Nun wollte die Linken-Fraktion im Leipziger Stadtrat wissen, wie es überhaupt zu diesem Versuch der Einschränkung des Streiks kommen konnte und ob der Leipziger OBM das von Wir Fahren Zusammen angefochtene Statement des LVB-Geschäftsführers Ulf Middelberg unterstütze, dass der Streik die Verkehrswende gefährde.
Stadt: Es brauche gute Arbeitsbedingungen und Lohn, aber…
Die Stadt hielt sich in ihrer Antwort an ein allgemeines Statement. So hieß es unter anderem: „Angesichts der Risiken zur Leistungserbringung und Kostenwirkung von Streiks sind (…) u.a. in Einzelfällen auch offene Rechtsfragen, z.B. zur Zulässigkeit von Streiks, im Zweifelsfall gerichtlich zu klären, damit die Organe der Gesellschaft LVB ihren übertragenen Aufgaben auch gerecht werden können.“
Und diese Aufgaben bestünden eben darin, den Leipziger*innen ihre pünktlichen Busse und Bahnen zu garantieren – auch beim Streik zumindest im Rahmen eines Notdienstes.
Eine reichlich kurz gedachte Einschätzung, meinte der Stadtrat und klimapolitische Sprecher der Linksfraktion, Michael Neuhaus: „Es stimmt, dass ein gut funktionierender ÖPNV im besonderen Interesse der Stadt und Leipzigerinnen und Leipziger ist. Doch eben, weil sich ohne die Beschäftigten der LVB kein Bus und keine Bahn aus dem Depot bewegt, bedeutet das auch, dass gute Arbeitsbedingungen und eine gerechte Entlohnung oberste Priorität der Stadt Leipzig sein müssen. Sie muss den Streikenden den Rücken stärken und ihre Forderungen in Richtung Landes- und Bundesebene Nachdruck verleihen.“
Linken-Stadtrat: „Schlag ins Gesicht der Beschäftigten“
Neuhaus bezeichnete die Antwort der Stadt gegenüber der Leipziger Zeitung (LZ) als einen „Schlag ins Gesicht der Beschäftigten“.
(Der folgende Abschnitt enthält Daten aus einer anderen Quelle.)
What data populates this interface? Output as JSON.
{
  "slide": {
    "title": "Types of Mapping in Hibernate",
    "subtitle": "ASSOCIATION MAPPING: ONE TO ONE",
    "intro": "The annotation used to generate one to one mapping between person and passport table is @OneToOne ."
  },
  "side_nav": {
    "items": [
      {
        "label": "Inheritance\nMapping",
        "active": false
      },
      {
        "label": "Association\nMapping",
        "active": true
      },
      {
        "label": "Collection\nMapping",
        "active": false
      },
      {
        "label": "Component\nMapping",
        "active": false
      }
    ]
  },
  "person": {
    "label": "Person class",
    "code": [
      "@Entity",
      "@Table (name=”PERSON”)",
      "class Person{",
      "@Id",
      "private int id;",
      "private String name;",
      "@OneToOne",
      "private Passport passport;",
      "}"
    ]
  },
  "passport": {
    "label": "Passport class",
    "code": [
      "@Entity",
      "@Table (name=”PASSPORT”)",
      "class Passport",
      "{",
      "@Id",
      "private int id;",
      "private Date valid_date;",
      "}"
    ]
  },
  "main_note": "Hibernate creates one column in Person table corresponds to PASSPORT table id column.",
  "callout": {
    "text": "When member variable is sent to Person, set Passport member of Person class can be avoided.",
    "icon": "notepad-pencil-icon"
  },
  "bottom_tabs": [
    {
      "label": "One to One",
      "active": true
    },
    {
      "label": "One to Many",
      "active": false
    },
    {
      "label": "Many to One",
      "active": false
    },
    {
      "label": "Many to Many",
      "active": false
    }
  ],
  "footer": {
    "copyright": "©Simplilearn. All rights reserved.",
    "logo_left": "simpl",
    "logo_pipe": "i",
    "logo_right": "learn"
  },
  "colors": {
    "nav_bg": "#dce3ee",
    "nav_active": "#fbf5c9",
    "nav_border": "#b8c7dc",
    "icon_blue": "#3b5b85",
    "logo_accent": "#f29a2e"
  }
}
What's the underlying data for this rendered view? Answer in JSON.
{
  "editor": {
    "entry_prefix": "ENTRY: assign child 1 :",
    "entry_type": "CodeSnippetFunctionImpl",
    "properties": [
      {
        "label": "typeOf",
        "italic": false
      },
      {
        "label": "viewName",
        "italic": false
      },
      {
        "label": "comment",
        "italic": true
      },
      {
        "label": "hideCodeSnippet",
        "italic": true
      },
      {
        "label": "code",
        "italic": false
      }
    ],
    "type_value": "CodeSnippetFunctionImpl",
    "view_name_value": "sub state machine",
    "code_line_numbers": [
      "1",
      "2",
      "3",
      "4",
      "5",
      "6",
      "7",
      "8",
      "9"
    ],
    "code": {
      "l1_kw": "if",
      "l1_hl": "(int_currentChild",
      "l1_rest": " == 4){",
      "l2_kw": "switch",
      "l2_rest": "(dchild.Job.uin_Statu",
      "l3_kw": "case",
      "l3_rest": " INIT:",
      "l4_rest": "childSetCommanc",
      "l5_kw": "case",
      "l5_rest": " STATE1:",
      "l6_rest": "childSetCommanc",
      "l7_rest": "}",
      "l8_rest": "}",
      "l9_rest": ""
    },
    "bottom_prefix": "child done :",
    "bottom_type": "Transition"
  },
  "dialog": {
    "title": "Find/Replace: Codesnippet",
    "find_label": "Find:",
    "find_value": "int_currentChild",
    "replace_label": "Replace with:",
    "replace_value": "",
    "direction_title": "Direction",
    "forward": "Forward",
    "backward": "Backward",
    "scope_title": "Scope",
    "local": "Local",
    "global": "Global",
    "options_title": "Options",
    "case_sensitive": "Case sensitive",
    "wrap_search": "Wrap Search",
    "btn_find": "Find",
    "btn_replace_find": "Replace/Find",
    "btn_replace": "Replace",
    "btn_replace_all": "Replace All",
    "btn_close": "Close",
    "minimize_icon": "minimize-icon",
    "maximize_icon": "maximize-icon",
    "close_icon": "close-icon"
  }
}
„Nicht der Kampf der Beschäftigten für gute Löhne und gute Arbeitsbedingungen gefährdet die Verkehrswende“, so der Stadtrat in Bezugnahme auf das Statement von Ulf Middelberg. „Sondern die Art und Weise, wie wir mit den Menschen umgehen, die uns jeden Tag von A nach B bringen.“
Schließlich gab sogar die Stadt der Wir Fahren Zusammen-Kampagne, ob gewollt oder ungewollt, im Grunde Recht: „Die aktuellen, hauptsächlich vom Personalaufwand geprägten Kostensteigerungen ohne Preiserhöhungen oder Angebotskürzungen zu schultern, stellt nicht nur für die LVB, sondern für alle Nahverkehrsunternehmen in Deutschland eine kaum zu bewältigende Aufgabe dar.
Eine Finanzierung durch Bund und Länder in erforderlicher Höhe ist nicht ansatzweise in Sicht; selbst das Deutschlandticket ist bisher nicht nachhaltig finanziert. Der Erfolg der angestrebten Mobilitätswende hängt vorrangig von den damit verbundenen finanziellen Rahmensetzungen ab.“
Nichts anderes hatte die nun mit dem Tarifabschluss in Sachsen beendete Kampagne konstatiert und deshalb das Geld von Bundesverkehrsminister Volker Wissing gefordert. Dennoch hatte die Stadt selbst sich am Streiktag nicht hinter die Forderung der Kampagne gestellt: Eine Unterschrift des Vertreters Ulrich Hörning des OBM unter die Petition, die sowohl bessere Arbeitsbedingungen als auch die Ausfinanzierung auf Bundesebene forderte, blieb die Stadt den Beschäftigten und Klimaaktivist*innen schuldig.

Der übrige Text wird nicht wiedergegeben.